SQL Server Hash Indexes
When using the CHECKSUM column type to artificially create a hash index, is the lookup actually O(1) or is it still O(lg n) like it is for a clustered index? I have a table from which I will select based on its ID column and I need the lookup to be as fast as possible, so is the clustered index the fastest possible option? I am looking for something that will provide O(1) performance.
Okay, 2 points. The SQL CHECKSUM function does not produce a hash value. It actually calculates a CRC value. It is not a very good candidate to base a hash check on becuase there will be a relativly large number of collisions. You should check the hash_bytes function if you want a hash function. Secondly, you are not actually creating a hash index. You are creating a normal b-tree on a hash value so the lookup time will be exactly the same as for any other b-tree index on a similar sized data type.
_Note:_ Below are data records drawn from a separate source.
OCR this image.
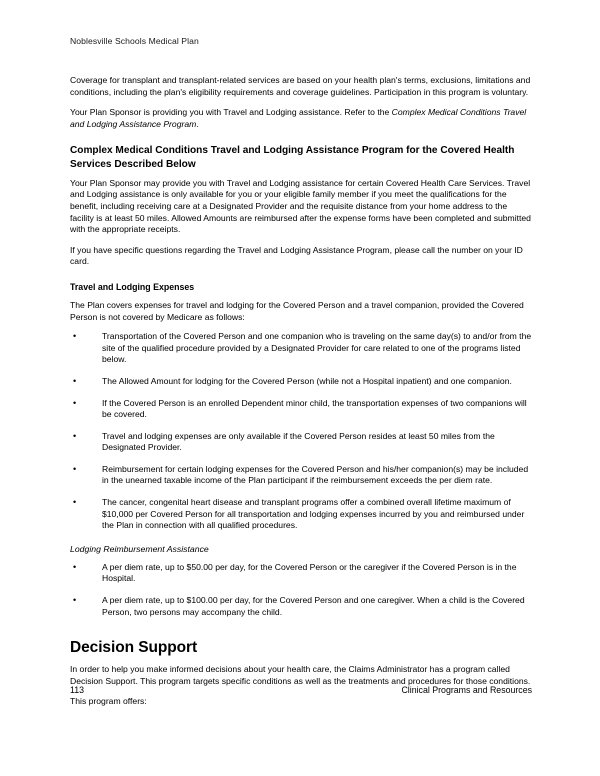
Noblesville Schools Medical Plan

Coverage for transplant and transplant-related services are based on your health plan's terms, exclusions, limitations and conditions, including the plan's eligibility requirements and coverage guidelines. Participation in this program is voluntary.

Your Plan Sponsor is providing you with Travel and Lodging assistance. Refer to the Complex Medical Conditions Travel and Lodging Assistance Program.

Complex Medical Conditions Travel and Lodging Assistance Program for the Covered Health Services Described Below

Your Plan Sponsor may provide you with Travel and Lodging assistance for certain Covered Health Care Services. Travel and Lodging assistance is only available for you or your eligible family member if you meet the qualifications for the benefit, including receiving care at a Designated Provider and the requisite distance from your home address to the facility is at least 50 miles. Allowed Amounts are reimbursed after the expense forms have been completed and submitted with the appropriate receipts.

If you have specific questions regarding the Travel and Lodging Assistance Program, please call the number on your ID card.

Travel and Lodging Expenses

The Plan covers expenses for travel and lodging for the Covered Person and a travel companion, provided the Covered Person is not covered by Medicare as follows:

•	Transportation of the Covered Person and one companion who is traveling on the same day(s) to and/or from the site of the qualified procedure provided by a Designated Provider for care related to one of the programs listed below.
•	The Allowed Amount for lodging for the Covered Person (while not a Hospital inpatient) and one companion.
•	If the Covered Person is an enrolled Dependent minor child, the transportation expenses of two companions will be covered.
•	Travel and lodging expenses are only available if the Covered Person resides at least 50 miles from the Designated Provider.
•	Reimbursement for certain lodging expenses for the Covered Person and his/her companion(s) may be included in the unearned taxable income of the Plan participant if the reimbursement exceeds the per diem rate.
•	The cancer, congenital heart disease and transplant programs offer a combined overall lifetime maximum of $10,000 per Covered Person for all transportation and lodging expenses incurred by you and reimbursed under the Plan in connection with all qualified procedures.
Lodging Reimbursement Assistance
•	A per diem rate, up to $50.00 per day, for the Covered Person or the caregiver if the Covered Person is in the Hospital.
•	A per diem rate, up to $100.00 per day, for the Covered Person and one caregiver. When a child is the Covered Person, two persons may accompany the child.
Decision Support

In order to help you make informed decisions about your health care, the Claims Administrator has a program called Decision Support. This program targets specific conditions as well as the treatments and procedures for those conditions.

This program offers:

113	Clinical Programs and Resources
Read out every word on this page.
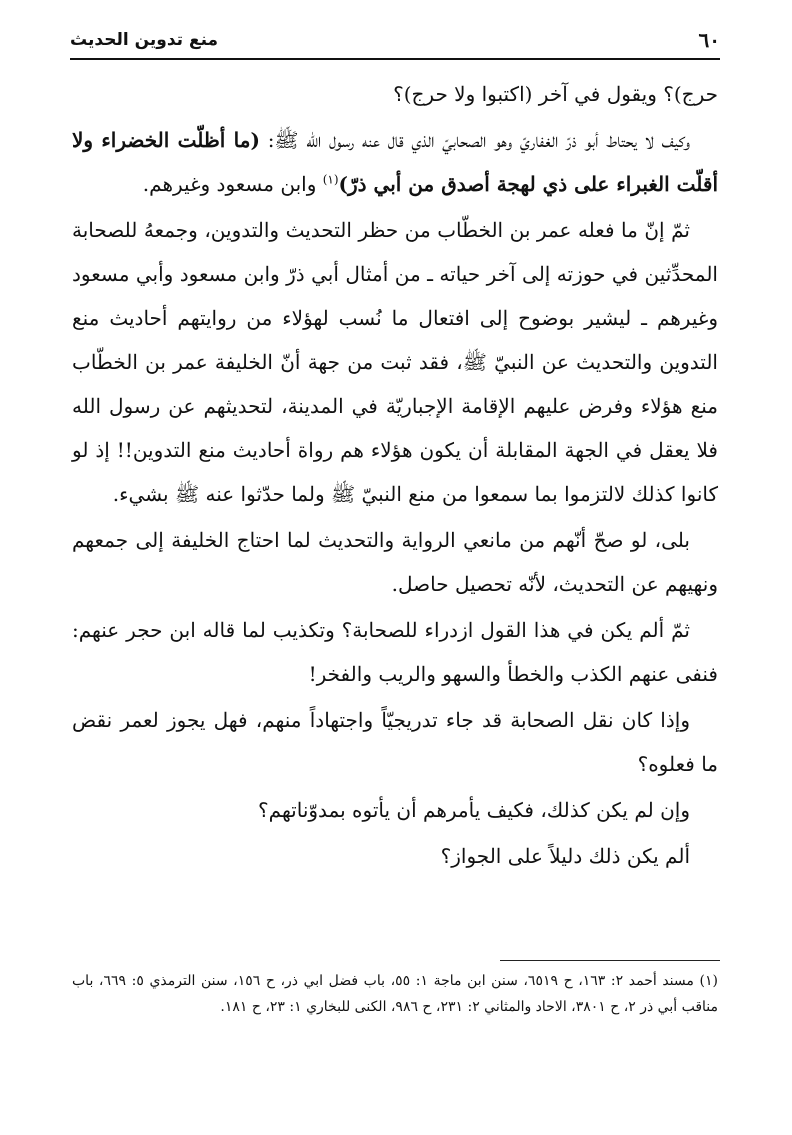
٦٠
منع تدوين الحديث

حرج)؟ ويقول في آخر (اكتبوا ولا حرج)؟

وكيف لا يحتاط أبو ذرّ الغفاريّ وهو الصحابيّ الذي قال عنه رسول الله ﷺ: (ما أظلّت الخضراء ولا أقلّت الغبراء على ذي لهجة أصدق من أبي ذرّ)$^{(١)}$ وابن مسعود وغيرهم.

ثمّ إنّ ما فعله عمر بن الخطّاب من حظر التحديث والتدوين، وجمعهُ للصحابة المحدِّثين في حوزته إلى آخر حياته ـ من أمثال أبي ذرّ وابن مسعود وأبي مسعود وغيرهم ـ ليشير بوضوح إلى افتعال ما نُسب لهؤلاء من روايتهم أحاديث منع التدوين والتحديث عن النبيّ ﷺ، فقد ثبت من جهة أنّ الخليفة عمر بن الخطّاب منع هؤلاء وفرض عليهم الإقامة الإجباريّة في المدينة، لتحديثهم عن رسول الله فلا يعقل في الجهة المقابلة أن يكون هؤلاء هم رواة أحاديث منع التدوين!! إذ لو كانوا كذلك لالتزموا بما سمعوا من منع النبيّ ﷺ ولما حدّثوا عنه ﷺ بشيء.

بلى، لو صحّ أنّهم من مانعي الرواية والتحديث لما احتاج الخليفة إلى جمعهم ونهيهم عن التحديث، لأنّه تحصيل حاصل.

ثمّ ألم يكن في هذا القول ازدراء للصحابة؟ وتكذيب لما قاله ابن حجر عنهم: فنفى عنهم الكذب والخطأ والسهو والريب والفخر!

وإذا كان نقل الصحابة قد جاء تدريجيّاً واجتهاداً منهم، فهل يجوز لعمر نقض ما فعلوه؟

وإن لم يكن كذلك، فكيف يأمرهم أن يأتوه بمدوّناتهم؟

ألم يكن ذلك دليلاً على الجواز؟

(١) مسند أحمد ٢: ١٦٣، ح ٦٥١٩، سنن ابن ماجة ١: ٥٥، باب فضل ابي ذر، ح ١٥٦، سنن الترمذي ٥: ٦٦٩، باب مناقب أبي ذر ٢، ح ٣٨٠١، الاحاد والمثاني ٢: ٢٣١، ح ٩٨٦، الكنى للبخاري ١: ٢٣، ح ١٨١.
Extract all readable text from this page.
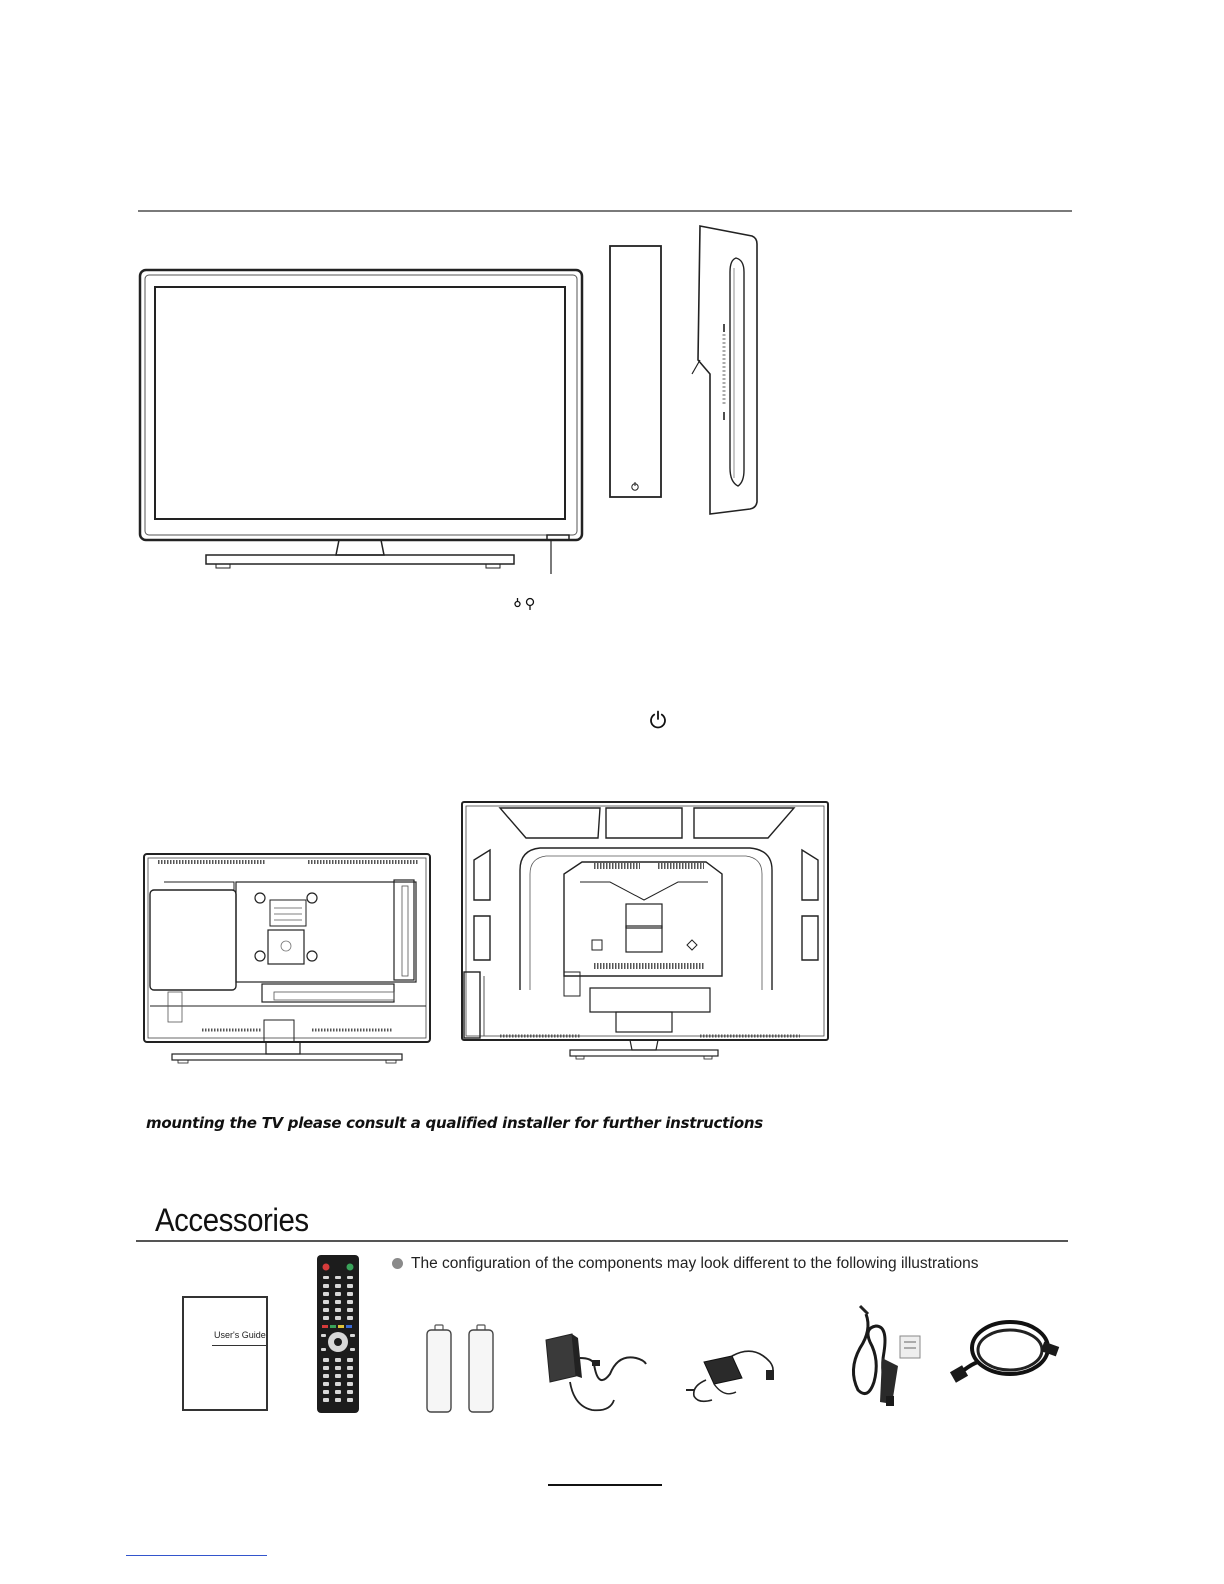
mounting the TV please consult a qualified installer for further instructions
Accessories
The configuration of the components may look different to the following illustrations
User's Guide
There is a chance that you could gain a little performance by using a CRC or hash of a long varchar value to allow comparisons of a smaller number of bytes, but string comparison only checks as many bytes as it needs to, which is as far as the first character that doesn't match, and if you do match on the hashed value, you then need to double check the actual value anyway. So unless you have a lot of very similar strings you will probably end up comparing MORE bytes by using the hash (or CRC). In short, I don't think this is a sensible plan, but as with all optimisations you should test it in your specific case and then decide. I would be interested to see your results if you would care to post them. And I don't believe that there is any faster way to locate a row in SQL server than by using a clustered index. In case you care, Ingres (by CA) can create hash indexes which would then achive O(1). there may be other RDBM's out there that also support true hash indexes.